Publié le mardi 09 septembre 2014 à 01H00

La Compagnie du Caméléon au petit théâtre du Fare Tauhiti Nui

Il était leur ami, et ils l’ont massacré. Mangez-le, si vous voulez n’est à rater  sous aucun prétexte.

Il était leur ami, et ils l’ont massacré. Mangez-le, si vous voulez n’est à rater sous aucun prétexte.

Merci, serait sans doute le mot le plus simple et le plus grand pour résumer l’immense implication de Guillaume Gay et de la Compagnie du caméléon pour offrir au public polynésien un chef-d’œuvre comme Mangez-le si vous voulez.

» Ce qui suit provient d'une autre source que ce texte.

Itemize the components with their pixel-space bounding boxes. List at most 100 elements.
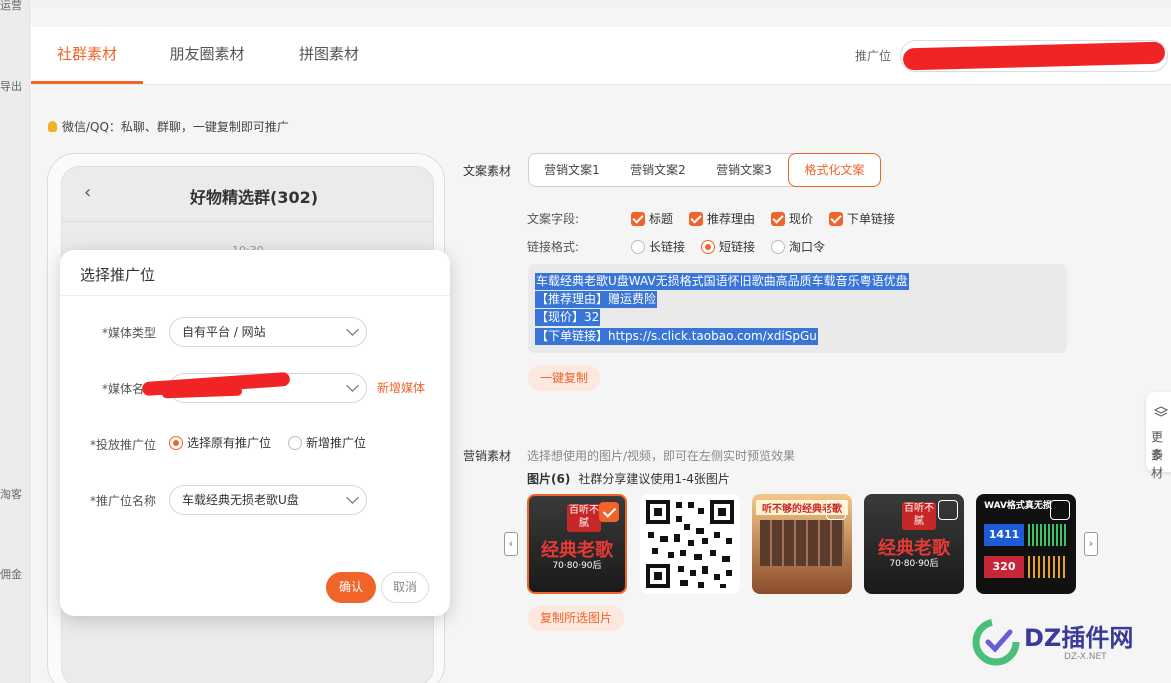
segment-formatted-copy[interactable]: 格式化文案	[788, 153, 881, 187]
radio-checked-icon	[701, 240, 715, 254]
link-format-label: 链接格式:	[527, 240, 580, 254]
thumb-caption-top: 百听不腻	[902, 502, 936, 530]
thumb-caption-sub: 70·80·90后	[889, 559, 939, 569]
media-type-select[interactable]: 自有平台 / 网站	[169, 317, 367, 347]
media-type-value: 自有平台 / 网站	[182, 325, 266, 339]
side-tab-label-2: 素材	[1151, 448, 1164, 480]
image-thumb[interactable]: 百听不腻 经典老歌 70·80·90后	[527, 494, 627, 594]
images-count: 图片(6)	[527, 472, 571, 486]
checkbox-unchecked-icon	[826, 500, 846, 520]
copy-line-title: 车载经典老歌U盘WAV无损格式国语怀旧歌曲高品质车载音乐粤语优盘	[535, 273, 909, 290]
segment-copy-2[interactable]: 营销文案2	[615, 154, 701, 186]
field-price-label: 现价	[789, 212, 814, 226]
more-material-side-tab[interactable]: 更多 素材	[1146, 392, 1171, 480]
segment-copy-1[interactable]: 营销文案1	[529, 154, 615, 186]
field-reason-label: 推荐理由	[707, 212, 756, 226]
link-format-long[interactable]: 长链接	[631, 238, 685, 255]
radio-unchecked-icon	[288, 436, 302, 450]
link-format-taokouling-label: 淘口令	[789, 240, 826, 254]
thumb-caption-top: 百听不腻	[567, 504, 601, 532]
photo-collage	[760, 520, 844, 566]
radio-existing-label: 选择原有推广位	[187, 436, 272, 450]
copy-segment-control: 营销文案1 营销文案2 营销文案3 格式化文案	[528, 153, 881, 187]
image-thumb[interactable]: 听不够的经典老歌	[752, 494, 852, 594]
checkbox-checked-icon	[631, 212, 645, 226]
radio-unchecked-icon	[771, 240, 785, 254]
copy-line-link: 【下单链接】https://s.click.taobao.com/xdiSpGu	[535, 328, 818, 345]
radio-checked-icon	[169, 436, 183, 450]
left-sidebar-strip: 运营 导出 淘客 佣金	[0, 0, 30, 683]
copy-all-button[interactable]: 一键复制	[528, 365, 601, 391]
qr-code-thumb[interactable]	[640, 494, 740, 594]
sidebar-text: 佣金	[0, 568, 22, 581]
brand-logo-icon	[972, 618, 1020, 666]
copy-line-reason: 【推荐理由】赠运费险	[535, 291, 658, 308]
cancel-button[interactable]: 取消	[381, 572, 429, 603]
link-format-long-label: 长链接	[649, 240, 686, 254]
thumb-caption-sub: 70·80·90后	[552, 561, 602, 571]
link-format-short-label: 短链接	[719, 240, 756, 254]
link-format-short[interactable]: 短链接	[701, 238, 755, 255]
field-order-link-label: 下单链接	[847, 212, 896, 226]
placement-label: *投放推广位	[89, 438, 156, 452]
checkbox-checked-icon	[771, 212, 785, 226]
waveform-graphic	[1028, 556, 1068, 578]
checkbox-unchecked-icon	[1050, 500, 1070, 520]
radio-unchecked-icon	[631, 240, 645, 254]
prev-arrow-icon[interactable]: ‹	[504, 532, 518, 556]
tab-collage-material[interactable]: 拼图素材	[283, 27, 375, 84]
copy-line-price: 【现价】32	[535, 309, 601, 326]
brand-name: DZ插件网	[1024, 624, 1134, 652]
thumb-caption-main: 1411	[984, 524, 1024, 546]
back-arrow-icon[interactable]: ‹	[84, 182, 91, 203]
checkbox-checked-icon	[829, 212, 843, 226]
media-type-label: *媒体类型	[101, 326, 156, 340]
field-order-link-checkbox[interactable]: 下单链接	[829, 210, 895, 227]
chevron-down-icon	[346, 323, 359, 336]
redaction-mark	[902, 41, 1166, 71]
field-price-checkbox[interactable]: 现价	[771, 210, 813, 227]
lightbulb-icon	[48, 121, 57, 132]
layers-icon	[1154, 406, 1168, 417]
position-name-value: 车载经典无损老歌U盘	[182, 493, 299, 507]
thumb-caption-sub: 320	[984, 556, 1024, 578]
sidebar-text: 淘客	[0, 488, 22, 501]
share-hint-text: 微信/QQ：私聊、群聊，一键复制即可推广	[62, 120, 289, 134]
field-reason-checkbox[interactable]: 推荐理由	[689, 210, 755, 227]
chat-group-title: 好物精选群(302)	[190, 188, 319, 207]
confirm-button[interactable]: 确认	[326, 572, 376, 603]
thumb-caption-top: WAV格式真无损	[984, 501, 1052, 511]
radio-new-label: 新增推广位	[306, 436, 367, 450]
radio-new-position[interactable]: 新增推广位	[288, 434, 366, 451]
qr-code-icon	[644, 498, 736, 590]
sidebar-text: 导出	[0, 80, 22, 93]
image-thumb[interactable]: 百听不腻 经典老歌 70·80·90后	[864, 494, 964, 594]
marketing-material-label: 营销素材	[463, 449, 512, 463]
sidebar-text: 运营	[0, 0, 22, 12]
images-hint: 社群分享建议使用1-4张图片	[578, 472, 730, 486]
tab-community-material[interactable]: 社群素材	[31, 27, 143, 84]
position-name-select[interactable]: 车载经典无损老歌U盘	[169, 485, 367, 515]
next-arrow-icon[interactable]: ›	[1084, 532, 1098, 556]
add-media-link[interactable]: 新增媒体	[377, 379, 425, 396]
fields-label: 文案字段:	[527, 212, 580, 226]
promo-position-label: 推广位	[855, 49, 892, 63]
image-thumb[interactable]: WAV格式真无损 1411 320	[976, 494, 1076, 594]
copy-material-label: 文案素材	[463, 164, 512, 178]
marketing-hint: 选择想使用的图片/视频，即可在左侧实时预览效果	[527, 449, 796, 463]
brand-watermark: DZ插件网 DZ-X.NET	[968, 608, 1168, 680]
images-heading: 图片(6) 社群分享建议使用1-4张图片	[527, 470, 730, 487]
copy-selected-images-button[interactable]: 复制所选图片	[528, 605, 625, 631]
dialog-title: 选择推广位	[80, 266, 156, 284]
tab-moments-material[interactable]: 朋友圈素材	[155, 27, 259, 84]
radio-existing-position[interactable]: 选择原有推广位	[169, 434, 271, 451]
checkbox-checked-icon	[599, 502, 619, 522]
link-format-taokouling[interactable]: 淘口令	[771, 238, 825, 255]
share-hint: 微信/QQ：私聊、群聊，一键复制即可推广	[48, 118, 289, 135]
brand-url: DZ-X.NET	[1064, 652, 1107, 662]
segment-copy-3[interactable]: 营销文案3	[701, 154, 787, 186]
waveform-graphic	[1028, 524, 1068, 546]
field-title-checkbox[interactable]: 标题	[631, 210, 673, 227]
checkbox-unchecked-icon	[938, 500, 958, 520]
promo-position-select[interactable]	[900, 40, 1168, 72]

Nominée aux Molières 2014, cette pièce de théâtre est simplement exceptionnelle et ovationnée à chaque représentation, par un public laissé pantois.

Jamais le spectateur n’aura été aussi malmené, dérangé, voire pris de nausée devant une pièce de théâtre, réveillant ainsi un nombre d’émotions, qu’il n’était sans doute pas venu chercher. Le moins que l’on puisse dire c’est que rien dans cette histoire, ni dans cette mise en scène, ne pourra laisser le spectateur indifférent.

Tirée d’un fait réel de 1870, l’histoire se déroule à Hautefaye, en Dordogne. Alain de Moneys est né et a grandi dans ce petit village et connaît tout le monde. Suite à un malentendu, ses amis d’enfance le prennent pour un Prussien, l’ennemi de l’époque. Il est alors molesté et torturé jusqu’à sa mise à mort dans des conditions de brutalité inouïe.

C’est l’acteur principal, Jean-Christophe Dollé, qui va raconter dans les moindres détails toute cette folie qui, l’espace d’un instant, s’est emparée d’une foule au départ, amie. Il interprétera chaque personnage principal, avec une justesse et un talent de conteur inégalable.

Les trois autres acteurs qui l’accompagnent sont aussi exceptionnels que lui. Clotilde Morgiève enveloppe toute la salle de sa présence.

Elle est à la fois irréelle, attachante et inquiétante. Les deux musiciens acteurs donnent un rythme effréné à cette histoire, laissant un spectateur haletant, possédé par le sordide de cette histoire, auquel indirectement il participe.

La pièce met en lumière l’absurdité, la déraison, la lâcheté et le courage, auquel le spectateur va être confronté pendant près d’une heure, le laissant essoré et vidé, en proie à ses propres démons et questionnements sur la violence des mouvements de foule. Un fait divers qui fera sans doute échos dans le cœur des Polynésiens au terrible drame du bûcher de Faaite.

“Mangez-le si vous voulez” est encore au petit théâtre les 12, 13 et 14 septembre prochain. Les places sont disponibles dans les deux grandes surfaces Carrefour, à Radio1 Fare Ute et auprès de la Compagnie du Caméléon.